In pre-Christian times, Tangaroa and a pantheon of Gods not only offered hope but were instrumental in preserving the laws of the land and sea and imposing conditions on the right time to fish and plant. When Christian missionaries, who arrived in the 1820s, condemned these Gods as false, they disrupted a system that had helped to sustain a fragile island environment with limited natural resources. These Gods, central to Mahiriki’s paintings, are from a lost world – one she wouldn’t have us reinstate, but whose values she would like us to acknowledge.

It took me a while to comprehend the significance of the Polynesian dog until I considered how on Rarotonga, these placid, prick-eared dogs are left free to roam. In ancient times, the ancestors of these modern dogs accompanied Polynesian peoples who explored the Pacific in their ocean-going canoes. In Mahiriki’s paintings, they allude to the freedoms of the past and, I imagine, to the Inherent Polynesian desire to travel without boundaries. Together, these three figures form what, Mahiriki describes as a ‘dysfunctional family, whose modern-day existence reflects the tenuousness of traditional Polynesian values and sensibilities.

Both paintings also contain miniature landscapes depicting Rarotonga’s distinctive skyline of volcanic peaks. This landscape has become a symbol of national identity, and now that there are more Cook Islanders living overseas than in the Islands themselves – a result of depopulation as people seek better opportunities in foreign lands – a glimpse of these peaks viewed from the airplane window heightens a sense of homecoming for those who return to the promised land in search of their identity.
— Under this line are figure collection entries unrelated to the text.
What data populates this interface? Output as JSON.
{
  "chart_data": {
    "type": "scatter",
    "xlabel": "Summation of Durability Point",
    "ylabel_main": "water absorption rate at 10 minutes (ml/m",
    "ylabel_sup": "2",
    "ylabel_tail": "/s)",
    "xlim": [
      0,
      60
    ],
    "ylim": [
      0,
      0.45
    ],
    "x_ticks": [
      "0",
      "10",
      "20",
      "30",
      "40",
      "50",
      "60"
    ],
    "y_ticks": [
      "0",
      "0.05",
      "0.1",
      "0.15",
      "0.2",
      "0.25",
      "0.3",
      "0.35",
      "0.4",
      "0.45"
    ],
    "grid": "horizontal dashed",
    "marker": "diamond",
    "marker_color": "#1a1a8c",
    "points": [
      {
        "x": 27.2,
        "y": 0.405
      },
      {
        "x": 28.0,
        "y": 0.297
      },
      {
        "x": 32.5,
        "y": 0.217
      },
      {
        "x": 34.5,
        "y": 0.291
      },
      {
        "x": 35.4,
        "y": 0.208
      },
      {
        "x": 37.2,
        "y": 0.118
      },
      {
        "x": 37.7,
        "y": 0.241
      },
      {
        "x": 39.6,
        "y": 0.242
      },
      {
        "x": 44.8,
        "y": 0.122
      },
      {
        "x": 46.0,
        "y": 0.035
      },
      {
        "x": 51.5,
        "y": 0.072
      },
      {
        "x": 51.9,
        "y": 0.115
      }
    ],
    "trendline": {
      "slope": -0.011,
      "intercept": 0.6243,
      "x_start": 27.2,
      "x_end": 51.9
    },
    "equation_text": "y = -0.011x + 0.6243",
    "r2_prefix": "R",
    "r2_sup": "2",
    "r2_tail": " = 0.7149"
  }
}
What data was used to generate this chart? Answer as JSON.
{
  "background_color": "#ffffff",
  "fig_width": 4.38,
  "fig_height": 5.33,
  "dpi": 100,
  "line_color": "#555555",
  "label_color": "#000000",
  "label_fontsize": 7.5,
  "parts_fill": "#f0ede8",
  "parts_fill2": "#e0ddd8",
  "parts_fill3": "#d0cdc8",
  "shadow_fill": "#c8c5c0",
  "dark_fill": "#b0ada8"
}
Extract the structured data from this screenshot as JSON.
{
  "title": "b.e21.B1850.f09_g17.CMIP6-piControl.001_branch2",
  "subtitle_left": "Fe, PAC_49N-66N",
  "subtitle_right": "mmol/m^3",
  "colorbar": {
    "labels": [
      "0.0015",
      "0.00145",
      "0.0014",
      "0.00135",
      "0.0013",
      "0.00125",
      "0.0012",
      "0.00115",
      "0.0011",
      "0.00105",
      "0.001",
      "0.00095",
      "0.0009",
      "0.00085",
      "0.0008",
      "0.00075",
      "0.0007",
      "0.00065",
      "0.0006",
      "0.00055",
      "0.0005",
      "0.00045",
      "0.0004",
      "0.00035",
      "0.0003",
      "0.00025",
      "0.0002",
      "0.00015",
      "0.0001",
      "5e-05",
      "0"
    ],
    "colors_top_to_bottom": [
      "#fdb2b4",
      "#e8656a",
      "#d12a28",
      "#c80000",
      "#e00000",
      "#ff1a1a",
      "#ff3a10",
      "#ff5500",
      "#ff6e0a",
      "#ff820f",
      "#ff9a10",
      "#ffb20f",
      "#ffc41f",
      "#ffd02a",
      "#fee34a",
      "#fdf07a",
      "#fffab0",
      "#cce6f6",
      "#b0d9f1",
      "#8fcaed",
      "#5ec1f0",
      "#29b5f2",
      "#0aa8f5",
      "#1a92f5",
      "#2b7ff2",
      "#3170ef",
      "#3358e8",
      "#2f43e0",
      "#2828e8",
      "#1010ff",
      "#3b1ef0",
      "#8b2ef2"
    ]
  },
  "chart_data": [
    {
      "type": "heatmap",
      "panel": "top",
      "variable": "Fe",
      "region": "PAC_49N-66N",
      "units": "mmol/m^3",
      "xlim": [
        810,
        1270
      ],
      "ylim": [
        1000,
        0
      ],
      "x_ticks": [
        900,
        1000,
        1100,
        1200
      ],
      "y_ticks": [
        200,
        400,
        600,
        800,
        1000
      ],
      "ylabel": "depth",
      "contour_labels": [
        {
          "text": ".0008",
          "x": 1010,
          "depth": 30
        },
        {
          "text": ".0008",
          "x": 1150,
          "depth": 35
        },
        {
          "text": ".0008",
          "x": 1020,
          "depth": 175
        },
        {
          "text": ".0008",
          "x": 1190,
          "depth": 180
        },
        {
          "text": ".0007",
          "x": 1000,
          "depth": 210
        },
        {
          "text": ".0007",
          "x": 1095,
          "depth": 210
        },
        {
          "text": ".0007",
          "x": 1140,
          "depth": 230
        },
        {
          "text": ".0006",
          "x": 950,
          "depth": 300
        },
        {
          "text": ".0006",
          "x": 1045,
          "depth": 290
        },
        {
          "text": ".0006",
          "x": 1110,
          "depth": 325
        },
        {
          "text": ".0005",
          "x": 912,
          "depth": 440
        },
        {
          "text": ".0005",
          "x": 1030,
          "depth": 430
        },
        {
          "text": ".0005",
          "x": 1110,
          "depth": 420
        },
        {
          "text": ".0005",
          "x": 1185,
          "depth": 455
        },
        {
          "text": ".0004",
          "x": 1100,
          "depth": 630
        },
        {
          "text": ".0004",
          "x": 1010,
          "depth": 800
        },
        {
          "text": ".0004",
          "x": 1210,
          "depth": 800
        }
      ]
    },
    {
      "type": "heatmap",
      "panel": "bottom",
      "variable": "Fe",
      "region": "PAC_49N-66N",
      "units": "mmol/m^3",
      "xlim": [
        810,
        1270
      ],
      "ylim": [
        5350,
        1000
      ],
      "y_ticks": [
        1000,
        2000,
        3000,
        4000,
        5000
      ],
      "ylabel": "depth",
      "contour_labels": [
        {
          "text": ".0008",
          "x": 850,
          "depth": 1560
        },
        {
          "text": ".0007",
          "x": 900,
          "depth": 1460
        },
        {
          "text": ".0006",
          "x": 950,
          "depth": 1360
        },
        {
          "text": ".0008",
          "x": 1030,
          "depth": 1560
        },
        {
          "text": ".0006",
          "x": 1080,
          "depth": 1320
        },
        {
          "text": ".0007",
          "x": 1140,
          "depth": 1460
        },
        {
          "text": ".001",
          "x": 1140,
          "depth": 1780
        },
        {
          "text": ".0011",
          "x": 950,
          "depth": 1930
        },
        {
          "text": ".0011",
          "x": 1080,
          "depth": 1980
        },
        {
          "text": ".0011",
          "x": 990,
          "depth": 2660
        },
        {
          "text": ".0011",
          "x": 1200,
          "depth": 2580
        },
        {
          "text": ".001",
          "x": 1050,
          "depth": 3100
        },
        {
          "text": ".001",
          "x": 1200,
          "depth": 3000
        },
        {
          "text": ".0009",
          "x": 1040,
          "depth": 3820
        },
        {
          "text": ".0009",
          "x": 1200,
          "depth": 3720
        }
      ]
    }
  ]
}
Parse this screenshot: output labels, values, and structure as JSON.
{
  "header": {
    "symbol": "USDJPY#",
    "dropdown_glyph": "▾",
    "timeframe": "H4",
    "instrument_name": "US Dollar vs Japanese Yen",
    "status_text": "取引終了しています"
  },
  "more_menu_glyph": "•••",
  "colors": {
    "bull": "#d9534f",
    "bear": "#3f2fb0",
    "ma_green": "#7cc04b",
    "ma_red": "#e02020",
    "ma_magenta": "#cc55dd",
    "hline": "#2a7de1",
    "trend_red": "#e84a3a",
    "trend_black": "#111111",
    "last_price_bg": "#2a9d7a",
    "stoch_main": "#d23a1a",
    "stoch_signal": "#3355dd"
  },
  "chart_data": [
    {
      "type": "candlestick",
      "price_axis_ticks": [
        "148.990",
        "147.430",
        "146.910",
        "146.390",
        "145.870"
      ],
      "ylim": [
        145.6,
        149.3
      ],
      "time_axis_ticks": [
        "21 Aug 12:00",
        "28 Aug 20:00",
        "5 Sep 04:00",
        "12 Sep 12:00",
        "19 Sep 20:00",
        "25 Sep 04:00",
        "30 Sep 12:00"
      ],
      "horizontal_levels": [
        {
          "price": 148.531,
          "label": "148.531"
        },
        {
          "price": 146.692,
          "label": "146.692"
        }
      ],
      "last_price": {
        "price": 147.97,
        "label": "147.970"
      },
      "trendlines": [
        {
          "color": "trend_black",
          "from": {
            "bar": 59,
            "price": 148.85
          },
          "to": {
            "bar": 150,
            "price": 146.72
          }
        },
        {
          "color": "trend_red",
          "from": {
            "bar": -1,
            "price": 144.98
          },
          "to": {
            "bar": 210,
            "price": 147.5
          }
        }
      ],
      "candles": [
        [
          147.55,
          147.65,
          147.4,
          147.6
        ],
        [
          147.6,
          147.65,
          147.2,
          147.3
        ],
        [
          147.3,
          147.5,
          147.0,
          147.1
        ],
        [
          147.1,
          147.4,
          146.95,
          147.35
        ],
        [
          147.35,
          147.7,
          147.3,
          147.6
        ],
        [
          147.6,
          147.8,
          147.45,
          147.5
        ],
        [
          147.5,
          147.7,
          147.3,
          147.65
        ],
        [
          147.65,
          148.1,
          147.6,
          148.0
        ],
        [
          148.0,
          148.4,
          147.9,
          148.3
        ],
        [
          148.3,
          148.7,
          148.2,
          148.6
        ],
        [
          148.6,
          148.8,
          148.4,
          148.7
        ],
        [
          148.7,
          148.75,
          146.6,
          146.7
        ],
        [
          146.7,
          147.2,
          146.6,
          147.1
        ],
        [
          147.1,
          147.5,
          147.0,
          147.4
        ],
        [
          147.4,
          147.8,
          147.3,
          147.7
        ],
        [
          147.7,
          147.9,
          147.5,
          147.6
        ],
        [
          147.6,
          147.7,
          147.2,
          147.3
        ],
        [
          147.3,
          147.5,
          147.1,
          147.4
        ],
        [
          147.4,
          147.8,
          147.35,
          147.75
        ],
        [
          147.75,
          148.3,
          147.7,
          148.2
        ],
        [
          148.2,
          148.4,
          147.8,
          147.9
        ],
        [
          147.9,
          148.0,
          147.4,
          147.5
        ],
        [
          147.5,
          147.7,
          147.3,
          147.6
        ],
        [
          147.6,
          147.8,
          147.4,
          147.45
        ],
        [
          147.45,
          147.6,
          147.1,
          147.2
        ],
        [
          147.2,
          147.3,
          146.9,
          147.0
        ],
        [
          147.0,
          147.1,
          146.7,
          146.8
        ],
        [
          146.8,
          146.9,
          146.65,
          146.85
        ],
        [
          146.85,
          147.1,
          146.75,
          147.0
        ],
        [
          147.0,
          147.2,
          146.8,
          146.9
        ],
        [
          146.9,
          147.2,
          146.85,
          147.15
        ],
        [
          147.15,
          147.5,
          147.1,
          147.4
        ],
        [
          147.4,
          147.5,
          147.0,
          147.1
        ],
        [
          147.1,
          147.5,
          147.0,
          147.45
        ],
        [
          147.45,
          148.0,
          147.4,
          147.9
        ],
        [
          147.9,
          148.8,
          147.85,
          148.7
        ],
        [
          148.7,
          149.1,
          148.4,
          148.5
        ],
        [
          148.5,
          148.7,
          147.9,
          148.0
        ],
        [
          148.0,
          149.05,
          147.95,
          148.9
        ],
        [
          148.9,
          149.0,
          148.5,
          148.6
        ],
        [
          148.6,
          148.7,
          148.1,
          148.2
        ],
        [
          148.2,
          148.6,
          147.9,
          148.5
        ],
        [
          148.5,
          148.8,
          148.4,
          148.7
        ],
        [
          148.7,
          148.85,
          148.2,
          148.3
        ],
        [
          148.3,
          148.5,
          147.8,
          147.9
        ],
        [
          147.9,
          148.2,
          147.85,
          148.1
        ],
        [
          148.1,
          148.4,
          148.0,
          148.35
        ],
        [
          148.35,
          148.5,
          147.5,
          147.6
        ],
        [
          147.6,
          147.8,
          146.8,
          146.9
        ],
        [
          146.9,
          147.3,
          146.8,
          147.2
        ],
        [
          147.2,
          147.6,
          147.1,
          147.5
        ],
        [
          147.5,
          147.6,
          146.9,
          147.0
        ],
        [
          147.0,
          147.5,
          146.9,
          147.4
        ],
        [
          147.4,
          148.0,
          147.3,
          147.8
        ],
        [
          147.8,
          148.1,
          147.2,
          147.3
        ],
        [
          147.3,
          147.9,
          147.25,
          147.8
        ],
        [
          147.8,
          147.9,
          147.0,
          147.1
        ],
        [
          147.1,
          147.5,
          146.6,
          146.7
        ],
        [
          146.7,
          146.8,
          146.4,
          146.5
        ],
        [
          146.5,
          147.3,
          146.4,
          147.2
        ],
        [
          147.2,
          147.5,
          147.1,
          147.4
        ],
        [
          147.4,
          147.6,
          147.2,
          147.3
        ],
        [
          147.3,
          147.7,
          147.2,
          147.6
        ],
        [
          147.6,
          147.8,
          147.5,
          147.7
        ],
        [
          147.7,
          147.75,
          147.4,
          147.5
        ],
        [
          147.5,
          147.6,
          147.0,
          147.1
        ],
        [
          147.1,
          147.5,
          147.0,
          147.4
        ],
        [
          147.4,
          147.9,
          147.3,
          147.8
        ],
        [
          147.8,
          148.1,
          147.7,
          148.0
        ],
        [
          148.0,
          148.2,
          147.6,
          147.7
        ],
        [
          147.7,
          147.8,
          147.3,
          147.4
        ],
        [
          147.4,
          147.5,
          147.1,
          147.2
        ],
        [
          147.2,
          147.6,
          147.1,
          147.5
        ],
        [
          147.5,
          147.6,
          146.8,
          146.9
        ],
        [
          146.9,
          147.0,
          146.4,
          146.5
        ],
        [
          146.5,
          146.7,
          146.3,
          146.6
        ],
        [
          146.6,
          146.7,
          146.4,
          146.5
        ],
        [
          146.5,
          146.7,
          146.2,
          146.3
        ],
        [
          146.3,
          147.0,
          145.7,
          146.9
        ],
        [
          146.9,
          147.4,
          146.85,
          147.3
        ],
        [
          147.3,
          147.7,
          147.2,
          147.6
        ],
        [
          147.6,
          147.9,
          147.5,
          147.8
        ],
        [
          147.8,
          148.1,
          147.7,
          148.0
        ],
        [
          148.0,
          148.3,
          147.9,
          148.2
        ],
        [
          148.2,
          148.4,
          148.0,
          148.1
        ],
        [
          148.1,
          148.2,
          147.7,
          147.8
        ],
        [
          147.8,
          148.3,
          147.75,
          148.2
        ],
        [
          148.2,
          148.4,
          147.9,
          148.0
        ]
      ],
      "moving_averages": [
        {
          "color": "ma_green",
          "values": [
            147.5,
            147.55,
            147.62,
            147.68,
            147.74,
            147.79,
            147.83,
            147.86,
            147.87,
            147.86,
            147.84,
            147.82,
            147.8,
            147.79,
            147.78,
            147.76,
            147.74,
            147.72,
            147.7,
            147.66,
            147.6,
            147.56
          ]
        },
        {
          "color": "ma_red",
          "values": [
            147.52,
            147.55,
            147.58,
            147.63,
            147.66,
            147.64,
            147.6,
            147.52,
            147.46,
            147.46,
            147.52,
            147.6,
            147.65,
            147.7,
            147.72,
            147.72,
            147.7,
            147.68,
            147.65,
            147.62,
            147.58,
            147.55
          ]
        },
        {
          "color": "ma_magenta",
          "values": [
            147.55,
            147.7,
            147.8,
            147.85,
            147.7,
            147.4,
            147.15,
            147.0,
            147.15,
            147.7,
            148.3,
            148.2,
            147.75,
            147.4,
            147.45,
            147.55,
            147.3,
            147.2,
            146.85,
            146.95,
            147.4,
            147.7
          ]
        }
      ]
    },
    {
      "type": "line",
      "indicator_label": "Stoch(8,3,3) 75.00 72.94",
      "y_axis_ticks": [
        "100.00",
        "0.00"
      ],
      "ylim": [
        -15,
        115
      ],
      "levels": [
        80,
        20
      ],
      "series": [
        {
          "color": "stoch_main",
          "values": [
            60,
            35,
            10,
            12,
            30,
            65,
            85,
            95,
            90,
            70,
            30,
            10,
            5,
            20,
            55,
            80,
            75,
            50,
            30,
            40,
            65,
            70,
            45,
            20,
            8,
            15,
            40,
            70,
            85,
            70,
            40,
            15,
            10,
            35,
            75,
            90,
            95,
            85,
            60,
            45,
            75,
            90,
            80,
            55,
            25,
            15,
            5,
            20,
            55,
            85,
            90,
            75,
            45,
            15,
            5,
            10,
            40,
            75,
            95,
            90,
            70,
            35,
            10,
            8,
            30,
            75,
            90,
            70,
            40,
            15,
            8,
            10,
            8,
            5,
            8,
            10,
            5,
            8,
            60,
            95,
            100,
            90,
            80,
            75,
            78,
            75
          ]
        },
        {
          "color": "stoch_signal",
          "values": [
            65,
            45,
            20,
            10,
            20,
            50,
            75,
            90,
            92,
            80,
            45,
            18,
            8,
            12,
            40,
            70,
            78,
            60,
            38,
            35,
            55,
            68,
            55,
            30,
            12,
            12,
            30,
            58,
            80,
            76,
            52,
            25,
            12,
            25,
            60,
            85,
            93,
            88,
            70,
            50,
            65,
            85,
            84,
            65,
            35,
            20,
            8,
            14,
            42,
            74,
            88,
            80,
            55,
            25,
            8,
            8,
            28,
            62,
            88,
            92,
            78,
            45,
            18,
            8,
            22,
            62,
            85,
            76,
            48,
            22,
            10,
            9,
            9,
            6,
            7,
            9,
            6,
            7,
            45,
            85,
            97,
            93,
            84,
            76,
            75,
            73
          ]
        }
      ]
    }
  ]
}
Mahiriki has also used words in her paintings, which help to unite and make sense of these disparate elements. She tells us that the ancient gods came to learn the language of another, to which she has added – the fantasy. With the coming of the missionaries and later of the British colonists and now foreign aid, it is in fact the peoples of the Cook Islands who have learned the language of another. This is a language that vies for supremacy with traditional culture, clashing just as surely as the imported Hibiscus ‘Hawaiian shirt’ pattern of Tangaroa’s Pareu does with the indigenous patterns once seen on canoes and slit-drums also repeated in Mahiriki’s paintings. Then we have the fantasy language of the Cook Islands an outward projection of a tropical paradise of swaying palms, azure lagoon waters, lilting ukulele music and hula dancing to the beat of wooden drums. Yet as Mahiriki implies, this too is learned, and sometimes it conceals the underlying richness of the local culture with its strengths in kinship, and the dense genealogies that connect the ancient and modern worlds which are deeply rooted in an enduring attachment to the land itself.

The title Waiting for the Clouds to Clear ostensibly refers to the summits of Rarotonga’s peaks, which are each morning cloaked in a white mist that gradually clears as the day opens up, yet the very next morning
the clouds have returned. The god Tangaroa contemplates his faith, and he sits waiting for the clouds to clear, perhaps fruitlessly. How long can the traditional culture he represents, broken into so many parts, survive the forces of social change?

Now when I think of Mahiriki’s colourful pattern work – formed as it is by diverse, intersecting lines – I see its truer meaning, for these lines mark the fractures and connections between past and present. This is the reality of a Pacific nation that daily questions its traditions and culture. To non-Polynesians, paintings that deal with these kinds of issues are supposed to possess a kind of visual bleakness, so Mahiriki Tangaroa’s works are deceptive in their beauty. In truth, they are statements of uncertainty and longing, and I revel in the way they invoke the complexity of the Cook Islands.

Published: Essentials Magazine, Autumn, 2009.